For Brown Act (the state Open Meeting Law) reasons, the 10:10 a.m. Annual Action Plan hearing had to be turned into a special council meeting within the regular meeting. This formality would not hinder the pace of the council meeting.
Officials in the City Clerk’s Office told me that a council member wishing to participate in a council meeting via telephone must choose prior to the meeting which items he wants to vote on. The council member can’t say in the pre-meeting notice, “I’ll vote in Montana on only the Annual Action Plan,” then decide when the meeting rolls around to also vote on the consent calendar. That’s not fair to the public.
(Officials in the City Clerk’s Office also said the special meeting notice had to be posted in Big Sky’s Conoco Gas Station while Caprioglio was on the phone to the Council Chamber. And if someone passing through the gas station during the public comment period on Fresno’s Annual Action Plan wanted to chime in via telephone, she had every right to her three minutes.)
Keep in mind that there’s nothing to prevent a council member from saying he wants to participate in the entire agenda via phone. But he must give the public fair notice.
Once I got a handle on this process, and saw the media reports on the Olivier-Bredefeld tweets, I realized one of the missing pieces was the thinking behind Caprioglio’s decision-making regarding how much time he wanted to spend in a Montana gas station on the phone to Fresno while on vacation.

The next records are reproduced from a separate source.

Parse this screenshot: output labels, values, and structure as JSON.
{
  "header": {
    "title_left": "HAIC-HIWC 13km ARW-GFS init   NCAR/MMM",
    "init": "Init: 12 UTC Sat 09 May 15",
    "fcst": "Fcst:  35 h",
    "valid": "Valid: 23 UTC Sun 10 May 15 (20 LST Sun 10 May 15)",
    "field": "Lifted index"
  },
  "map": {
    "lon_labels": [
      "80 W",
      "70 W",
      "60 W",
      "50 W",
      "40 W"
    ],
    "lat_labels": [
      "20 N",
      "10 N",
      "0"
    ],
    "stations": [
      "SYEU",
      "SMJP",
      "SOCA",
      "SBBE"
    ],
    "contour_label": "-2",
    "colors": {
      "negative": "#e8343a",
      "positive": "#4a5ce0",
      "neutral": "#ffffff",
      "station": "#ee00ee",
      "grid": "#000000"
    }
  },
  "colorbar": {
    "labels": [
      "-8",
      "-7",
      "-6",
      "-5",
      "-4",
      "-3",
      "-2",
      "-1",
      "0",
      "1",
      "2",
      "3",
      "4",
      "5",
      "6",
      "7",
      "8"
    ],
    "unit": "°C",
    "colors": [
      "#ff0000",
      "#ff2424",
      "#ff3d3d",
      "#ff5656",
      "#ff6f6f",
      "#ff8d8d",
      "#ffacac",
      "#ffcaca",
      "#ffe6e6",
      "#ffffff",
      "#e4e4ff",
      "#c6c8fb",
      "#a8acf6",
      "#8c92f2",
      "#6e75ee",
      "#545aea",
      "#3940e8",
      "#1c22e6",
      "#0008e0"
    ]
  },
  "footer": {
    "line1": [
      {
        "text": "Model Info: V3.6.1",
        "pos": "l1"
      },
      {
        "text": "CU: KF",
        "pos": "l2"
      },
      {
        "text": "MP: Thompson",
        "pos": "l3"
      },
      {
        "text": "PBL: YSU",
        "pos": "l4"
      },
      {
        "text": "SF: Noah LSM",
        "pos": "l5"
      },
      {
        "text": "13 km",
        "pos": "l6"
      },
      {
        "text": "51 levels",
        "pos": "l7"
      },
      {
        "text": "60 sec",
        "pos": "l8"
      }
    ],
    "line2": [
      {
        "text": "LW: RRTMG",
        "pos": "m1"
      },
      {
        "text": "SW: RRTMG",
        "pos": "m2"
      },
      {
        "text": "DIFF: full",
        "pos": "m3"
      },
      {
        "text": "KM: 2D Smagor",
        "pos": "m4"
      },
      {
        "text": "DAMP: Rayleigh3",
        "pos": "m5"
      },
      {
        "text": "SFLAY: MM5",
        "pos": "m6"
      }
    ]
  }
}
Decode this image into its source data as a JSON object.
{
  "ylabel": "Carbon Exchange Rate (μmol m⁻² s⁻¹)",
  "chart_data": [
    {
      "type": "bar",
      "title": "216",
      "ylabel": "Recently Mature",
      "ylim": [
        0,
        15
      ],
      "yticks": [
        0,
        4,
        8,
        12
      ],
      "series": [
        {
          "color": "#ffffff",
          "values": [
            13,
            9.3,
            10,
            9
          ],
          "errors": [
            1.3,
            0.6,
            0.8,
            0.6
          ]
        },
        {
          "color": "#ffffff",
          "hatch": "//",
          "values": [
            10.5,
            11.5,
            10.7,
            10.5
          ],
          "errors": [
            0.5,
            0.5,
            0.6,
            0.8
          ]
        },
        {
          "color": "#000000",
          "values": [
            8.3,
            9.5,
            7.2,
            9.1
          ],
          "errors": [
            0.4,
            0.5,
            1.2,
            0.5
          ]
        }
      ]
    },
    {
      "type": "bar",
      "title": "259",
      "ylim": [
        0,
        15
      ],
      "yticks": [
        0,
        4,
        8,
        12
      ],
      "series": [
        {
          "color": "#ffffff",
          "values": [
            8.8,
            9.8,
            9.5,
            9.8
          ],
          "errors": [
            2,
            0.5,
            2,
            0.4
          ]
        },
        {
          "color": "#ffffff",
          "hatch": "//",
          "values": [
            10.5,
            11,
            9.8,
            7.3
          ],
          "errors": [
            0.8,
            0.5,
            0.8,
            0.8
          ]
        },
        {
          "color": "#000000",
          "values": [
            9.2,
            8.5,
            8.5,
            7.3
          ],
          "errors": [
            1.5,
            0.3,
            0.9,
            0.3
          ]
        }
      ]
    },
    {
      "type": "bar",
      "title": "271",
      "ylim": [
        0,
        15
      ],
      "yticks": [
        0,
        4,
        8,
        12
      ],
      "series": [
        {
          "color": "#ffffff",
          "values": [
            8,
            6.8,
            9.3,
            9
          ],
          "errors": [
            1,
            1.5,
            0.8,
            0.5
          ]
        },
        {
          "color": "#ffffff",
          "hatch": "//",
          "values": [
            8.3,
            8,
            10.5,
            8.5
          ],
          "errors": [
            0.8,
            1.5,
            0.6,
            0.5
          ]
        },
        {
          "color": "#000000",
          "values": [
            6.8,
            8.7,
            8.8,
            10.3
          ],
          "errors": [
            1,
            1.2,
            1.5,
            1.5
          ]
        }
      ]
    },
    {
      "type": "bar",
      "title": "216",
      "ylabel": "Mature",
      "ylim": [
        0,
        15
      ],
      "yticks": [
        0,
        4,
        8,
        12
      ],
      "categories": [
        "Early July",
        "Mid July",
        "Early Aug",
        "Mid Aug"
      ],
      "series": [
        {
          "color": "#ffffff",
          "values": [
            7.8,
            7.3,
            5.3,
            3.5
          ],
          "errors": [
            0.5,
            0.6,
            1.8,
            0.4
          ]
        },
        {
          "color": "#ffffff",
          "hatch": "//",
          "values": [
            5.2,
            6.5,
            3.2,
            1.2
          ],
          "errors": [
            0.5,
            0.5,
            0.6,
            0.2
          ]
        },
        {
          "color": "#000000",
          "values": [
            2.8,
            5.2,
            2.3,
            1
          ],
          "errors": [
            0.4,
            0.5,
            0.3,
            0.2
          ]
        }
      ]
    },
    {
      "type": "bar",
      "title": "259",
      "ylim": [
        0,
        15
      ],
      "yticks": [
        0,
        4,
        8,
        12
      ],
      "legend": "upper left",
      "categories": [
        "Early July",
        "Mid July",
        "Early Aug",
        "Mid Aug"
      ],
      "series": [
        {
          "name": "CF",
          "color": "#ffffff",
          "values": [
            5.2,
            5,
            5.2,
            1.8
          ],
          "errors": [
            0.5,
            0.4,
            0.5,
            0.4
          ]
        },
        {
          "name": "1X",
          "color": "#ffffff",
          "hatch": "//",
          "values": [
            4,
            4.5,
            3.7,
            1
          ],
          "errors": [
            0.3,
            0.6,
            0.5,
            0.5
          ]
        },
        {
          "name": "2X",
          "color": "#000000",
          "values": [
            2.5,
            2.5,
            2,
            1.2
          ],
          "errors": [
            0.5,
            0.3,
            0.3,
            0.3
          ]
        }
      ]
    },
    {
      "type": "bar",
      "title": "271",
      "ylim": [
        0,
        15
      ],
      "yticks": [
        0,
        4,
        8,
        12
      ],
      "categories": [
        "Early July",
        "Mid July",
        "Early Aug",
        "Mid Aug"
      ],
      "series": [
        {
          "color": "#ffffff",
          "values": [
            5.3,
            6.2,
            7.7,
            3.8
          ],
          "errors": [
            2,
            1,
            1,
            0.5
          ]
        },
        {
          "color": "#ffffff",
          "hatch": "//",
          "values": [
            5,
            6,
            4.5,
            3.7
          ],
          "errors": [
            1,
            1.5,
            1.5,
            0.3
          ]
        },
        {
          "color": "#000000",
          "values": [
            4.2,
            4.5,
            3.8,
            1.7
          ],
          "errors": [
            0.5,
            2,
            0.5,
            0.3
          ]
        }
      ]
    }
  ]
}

I sent Paul a text message asking why he hadn’t made a formal request to the City Clerk’s Office to also take part in the consent calendar with its marijuana bill. He didn’t get back to me.
Now, I can understand why Caprioglio would want to interrupt his vacation to weigh in on the Annual Action Plan. The plan deals with the allocation of million of dollars from federal grants. And I can understand why he wouldn’t want to add an hour or two to this interruption by dealing with a boring consent calendar.
But what Caprioglio’s decision means is that everyone at City Hall knew well before Thursday’s council meeting that only six council members would be voting on the marijuana cultivation bill.
Everyone knew that Caprioglio’s vote was the deciding vote in June on the recreational marijuana dispensary bill.
Everyone knew that emotions inside the Council Chamber connected to anything regarding marijuana regulation are intense.
Everyone knew that the switch of one vote could mean the death of the recreational marijuana dispensary ban bill when it comes back for the adoption vote.
Everyone knew the political gamesmanship to 1.) flip that decisive council member, or 2.) protect that decisive council member is intense.
So, once it became clear that Caprioglio wouldn’t be voting on the consent calendar, why didn’t someone from the Bredefeld-Brandau-Chavez team or the Brand Administration say at the beginning of Thursday’s meeting: “Council President Olivier, I ask that we continue item 1-T (the marijuana cultivation bill) until the next meeting.”
If the person making the request got some pushback, she could add: “I need to do more public outreach.” The “public outreach” ploy never fails to carry the day.
But no member of the Bredefeld-Brandau-Chavez team or the Brand Administration made that request, even though all of them are veterans of the political arena and masters of the political arts (in other words, they know how to count noses).
When the vote was called for Thursday’s consent calendar and item 1-T was still there, Olivier, Baines and Soria must have said to themselves: “It’s great to be alive.”